Xiaomi Mi Pad: A value-for-money tablet worthy of consideration
Benchmarks and Conclusion
Now we get to the part that sort of made Xiaomi as famous as it is right now. To test the Xiaomi Mi Pad, we ran the following benchmark apps:
- Epic Citadel
You will notice that Quadrant is missing from our usual list of benchmarks. This is because the Mi Pad that was in our care had an peculiar quirk of not allowing benchmarking apps to send data back to their servers. As Quadrant requires the data to be sent back before even giving us the scores, we weren't able to get them. As for AnTuTu, we managed to get the scores, but because the Mi Pad did not allow the scores to be sent back for verification, they remain unverified. That makes us quite suspicious of the Mi Pad's actual performance, as Samsung once did.
Also worth noting is the option to turn on Performance Mode. the Mi Pad prompts you to do so when it detects any benchmark apps running, but we didn't really get any significant performance increase after switching.
With 3DMark's Ice Storm Unlimited benchmark, the Xiaomi Mi Pad managed a score of 26,194. This is impressive, considering it is powered by a 32-bit NVIDIA Tegra K1 processor; the Google Nexus 9, with its 64-bit NVIDIA Tegra K1, scored lower, with 24,444.
For the AnTuTu benchmark, the Xiaomi Mi Pad sits among the top devices, with a score of 48,851. This was a score that inched ahead of the Meizu MX4, but was a considerable margin behind the Nexus 9. However, from the screenshots we've taken, you can see why we were so suspicious of it, despite it not having the kind of performance the Nexus 9 had.
Powered by an NVIDIA Tegra K1, we expected great results on this benchmark, even if it is just the 32-bit version of it. While maintaining an average frame rate of 53 FPS isn't too bad, especially at a resolution of 2,048 x 1,536 and at Ultra High Quality, we expected it to be able to maintain an average of over 55 FPS.

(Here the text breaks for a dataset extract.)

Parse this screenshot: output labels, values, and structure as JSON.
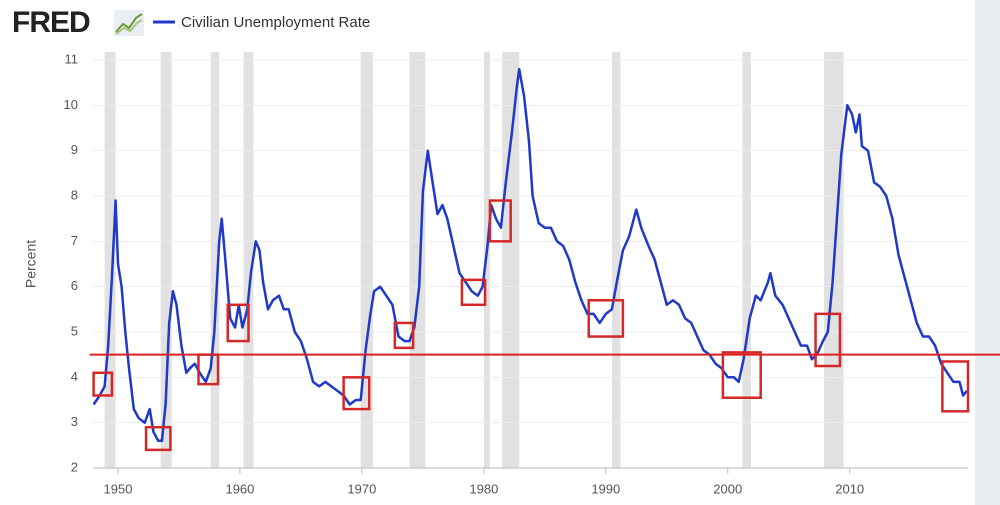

As PCMark provides the work benchmark, we decided to use it to see how well the Xiaomi Mi Pad performs as a working tool. The score it obtained was a solid 5,139.
Continuing with battery life, we used the test included in PCMark to see how long it can keep working before it went out of juice. It lasted shy of a full day at work, at seven hours and 46 minutes. That's almost eight continuous hours of work, which was within our estimates considering its 6,700mAh battery.
There have been many devices that have come in and out of our hands, but few have made us feel as divided as the Xiaomi Mi Pad has.
On one hand, it is extremely cheap and powerful without regard for each other. It lasts longer that its user would too, in a working marathon. The speakers are loud, albeit poorly positioned. The camera is nice under favorable lighting conditions. The overall 8-inch form factor is really great to handle, and is also comfortable for reading and video watching purposes.
On the other hand, it looks exactly like how it's priced. Its need for a pin to access the expendable storage and its really odd necessity for a factory reset every time you need to change locations are really tiresome, and the factory-reset-to-change-locations thing is also quite suspicious, but not as much as the device's refusal to send testing data to the respective benchmarking servers.
If none of the cons bother you (or if you think those are the ramblings of a hypochondriac), then we have no problems recommending the Xiaomi Mi Pad. It is powerful, its battery is long lasting, and having all that for RM799 is extremely good value for money.